University of Cambridge Offers Free Online Raspberry Pi Course
Barence writes "The University of Cambridge has released a free 12-step online course on building a basic operating system for the Raspberry Pi. The course, Baking Pi — Operating Systems Development, was compiled by student Alex Chadwick during a summer interning in the school's computer lab, and has been put online to help this year's new recruits start work with the device. The university has already purchased a Raspberry Pi for every new Computer Science student starting in 2012."
.... *(mouse, keyboard and large HDMI LCD panel for your room not included)
Wish I had got a free computer when I went to university there. They should buy all their ex-compsci-students one as well, IMO.
Free PC + £100 of mouse/keyboard/SD/monitor is a lot cheaper than a full PC. However I suspect that most development will be done on a main PC cross-compiling to the device.
And this hardware will provide a baseline computing platform to teach upon.
When will it start this course?
And actually get it delivered to you? I ordered mine back in mid June, and I'm STILL waiting for it.
Latest ETA was late September.
I think it's a miniature course in elements of systems programming rather than a tutorial on writing an operating system in the modern sense.

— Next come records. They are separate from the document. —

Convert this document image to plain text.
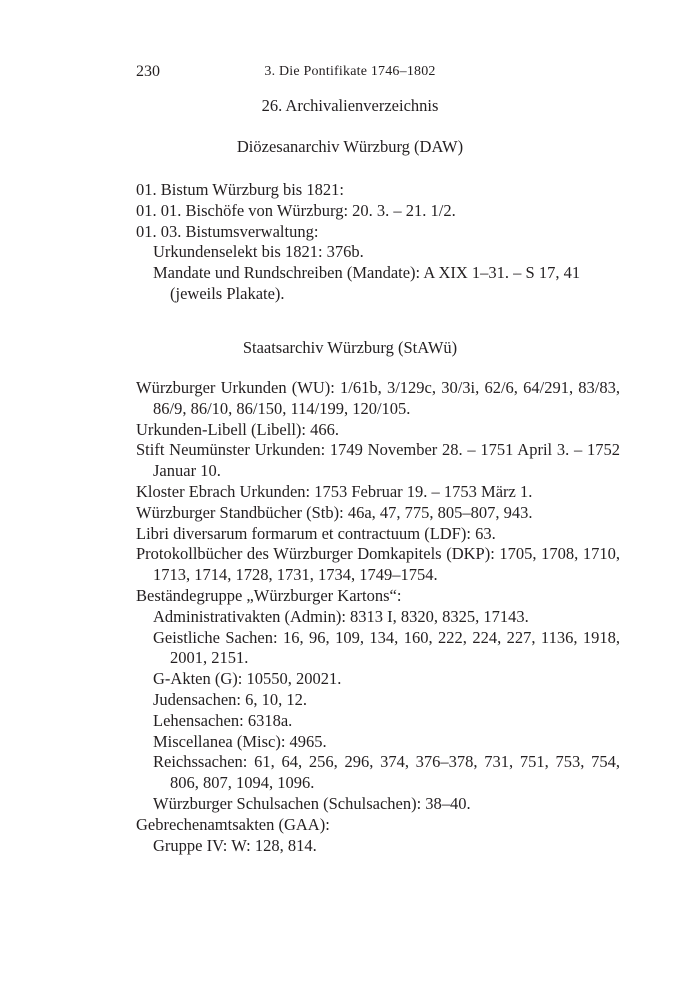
230	3. Die Pontifikate 1746–1802
26. Archivalienverzeichnis
Diözesanarchiv Würzburg (DAW)
01. Bistum Würzburg bis 1821:
01. 01. Bischöfe von Würzburg: 20. 3. – 21. 1/2.
01. 03. Bistumsverwaltung:
Urkundenselekt bis 1821: 376b.
Mandate und Rundschreiben (Mandate): A XIX 1–31. – S 17, 41 (jeweils Plakate).
Staatsarchiv Würzburg (StAWü)
Würzburger Urkunden (WU): 1/61b, 3/129c, 30/3i, 62/6, 64/291, 83/83, 86/9, 86/10, 86/150, 114/199, 120/105.
Urkunden-Libell (Libell): 466.
Stift Neumünster Urkunden: 1749 November 28. – 1751 April 3. – 1752 Januar 10.
Kloster Ebrach Urkunden: 1753 Februar 19. – 1753 März 1.
Würzburger Standbücher (Stb): 46a, 47, 775, 805–807, 943.
Libri diversarum formarum et contractuum (LDF): 63.
Protokollbücher des Würzburger Domkapitels (DKP): 1705, 1708, 1710, 1713, 1714, 1728, 1731, 1734, 1749–1754.
Beständegruppe „Würzburger Kartons“:
Administrativakten (Admin): 8313 I, 8320, 8325, 17143.
Geistliche Sachen: 16, 96, 109, 134, 160, 222, 224, 227, 1136, 1918, 2001, 2151.
G-Akten (G): 10550, 20021.
Judensachen: 6, 10, 12.
Lehensachen: 6318a.
Miscellanea (Misc): 4965.
Reichssachen: 61, 64, 256, 296, 374, 376–378, 731, 751, 753, 754, 806, 807, 1094, 1096.
Würzburger Schulsachen (Schulsachen): 38–40.
Gebrechenamtsakten (GAA):
Gruppe IV: W: 128, 814.
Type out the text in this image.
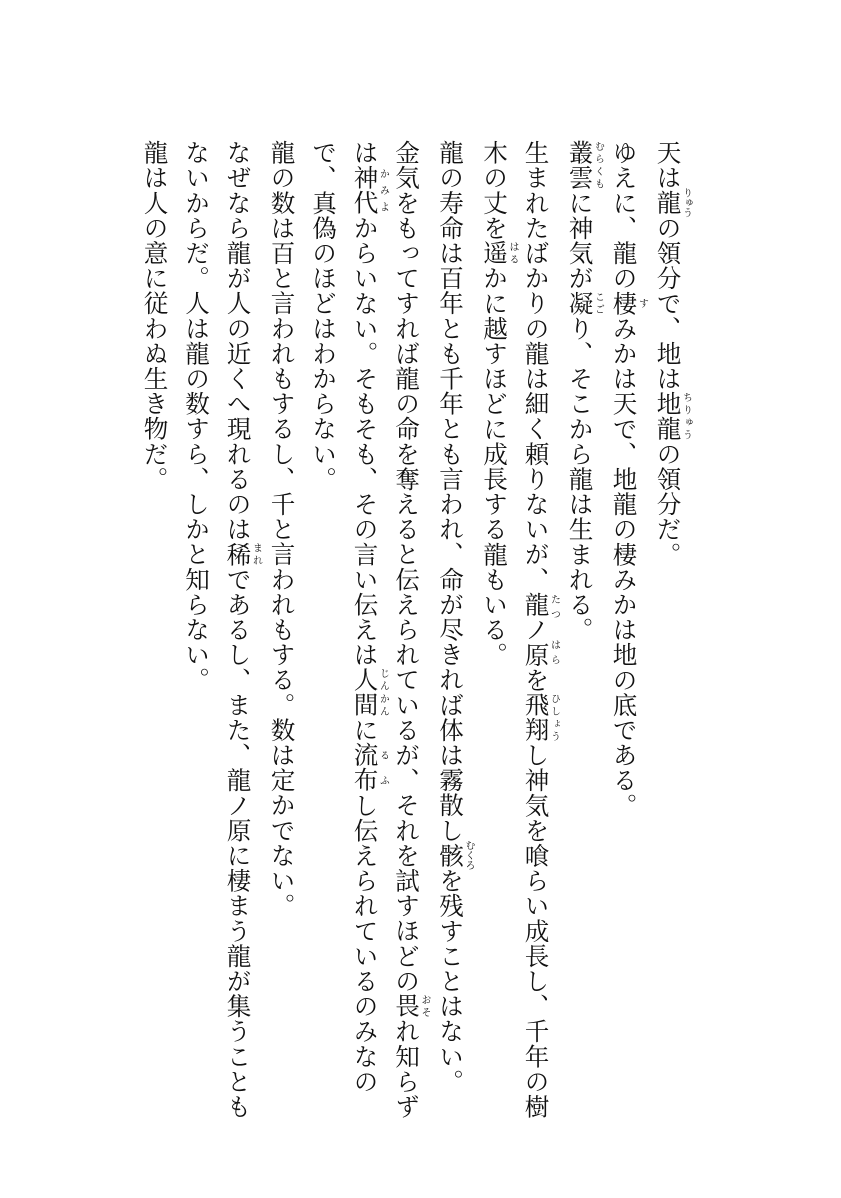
天は龍りゅうの領分で、地は地龍ちりゅうの領分だ。

ゆえに、龍の棲すみかは天で、地龍の棲みかは地の底である。

叢雲むらくもに神気が凝こごり、そこから龍は生まれる。

生まれたばかりの龍は細く頼りないが、龍ノ原たつ　はらを飛翔ひしょうし神気を喰らい成長し、千年の樹木の丈を遥はるかに越すほどに成長する龍もいる。

龍の寿命は百年とも千年とも言われ、命が尽きれば体は霧散し骸むくろを残すことはない。

金気をもってすれば龍の命を奪えると伝えられているが、それを試すほどの畏おそれ知らずは神代かみよからいない。そもそも、その言い伝えは人間じんかんに流布るふし伝えられているのみなので、真偽のほどはわからない。

龍の数は百と言われもするし、千と言われもする。数は定かでない。

なぜなら龍が人の近くへ現れるのは稀まれであるし、また、龍ノ原に棲まう龍が集うこともないからだ。人は龍の数すら、しかと知らない。

龍は人の意に従わぬ生き物だ。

It worries me that something as simple as a Raspberry Pi is offered to all Cambridge undergrads, though. This is supposed to be the best university in the country - why are there people being admitted to its courses who aren't already playing with stuff like this in their spare time as kids?
will buy you a carp low end dell for FREE** real cost is lumped into the all the fees we have and most people don't even want it as they have better ones.
Finally, a 12 step program you might actually complete successfully.
This explains why I can't seem to get one. I have been waiting for my pi for months, and I was on the waiting list for months before that. I just got an email the other day that said they couldn't produce enough of the devices and my order would be delayed *again*. I bet I won't see one until 2013.
I think the course is great. After the initial excitement of getting my Pi up and running (to the point of doing a Google search) this little board has been sitting around on my desk for a few weeks gathering dust. Finding out that the little LED labelled "OK" on the Pi's PCB is hooked up to the GPIO and can be turned on/off with a few lines of assembly language is exciting news! Browsing through the pages of this online course... 10/10 to the author for an ace job at tutorial writing. You end up compiling to a new kernel.img that you copy over to the SD card. Plug it in, turn it on and it boots into your assembly. Somehow not as super-human feeling as directly controlling a 286 with Turbo Assembler back in the teenage years but certainly the most excited I've been in a long time. My only prayer is that those pimply faced youths appreciate just how awesome it is to be controlling a piece of sand to make some gallium arsenide pump out bursts of photons are regular intervals. The tutorial goes as far as describing and working with the message API to control the display driver. Gives a great overview of how the system works at a low level. Fantastic.
If only mate, there's probably more of us than they've made yet. Wouldn't mind one though...
I've ordered 3 from Farnell and had them delivered within 3 days of placing the order.
If you're waiting for an RS order, it can't hurt to buy from Farnell and cancel your RS order if it arrives first. If your RS order beats the farnell one, you have the right to return it within 7 days.
will buy you a carp low end dell for FREE** real cost is lumped into the all the fees we have and most people don't even want it as they have better ones.
Hopefully your chosen university also has remedial English classes.
Folk keep harping on the price of the extra stuff like a laptop, keyboard, mouse, display.
For "Operating Systems Development" the RasPI is ideal. You cannot do OS development
on your own laptop. Some can be done under qemu but nothing is equal to real hardware.
OS development is like working on cars. You need a second car to go get parts
if you are doing anything other than a trivial repair. Microsoft and Apple do not give
out the keys to their walled garden so they exclude themselves. There are so many
other hardware platforms that no class could address all the N! permutations of devices
and stuff. Replace the head gasket on your car tonight if you want a lesson in auto mechanics that
makes this point.
The RasPI is small, inexpensive and ideal for education.
It can be connected to a laptop via an ethernet link and powered from that
same laptop or a wall wart. Reload the SD card as needed when something
is broken.
Homework... pickup and then hand in an SD memory card... All students are pointed to
the same base code image....
REMEMBER: OS design... like working on cars. You need a second car to go get parts
if you are doing anything other than a trivial repair.
Truth is stranger than fiction, but it is because Fiction is obliged to stick to possibilities; Truth isn't. Mark Twain.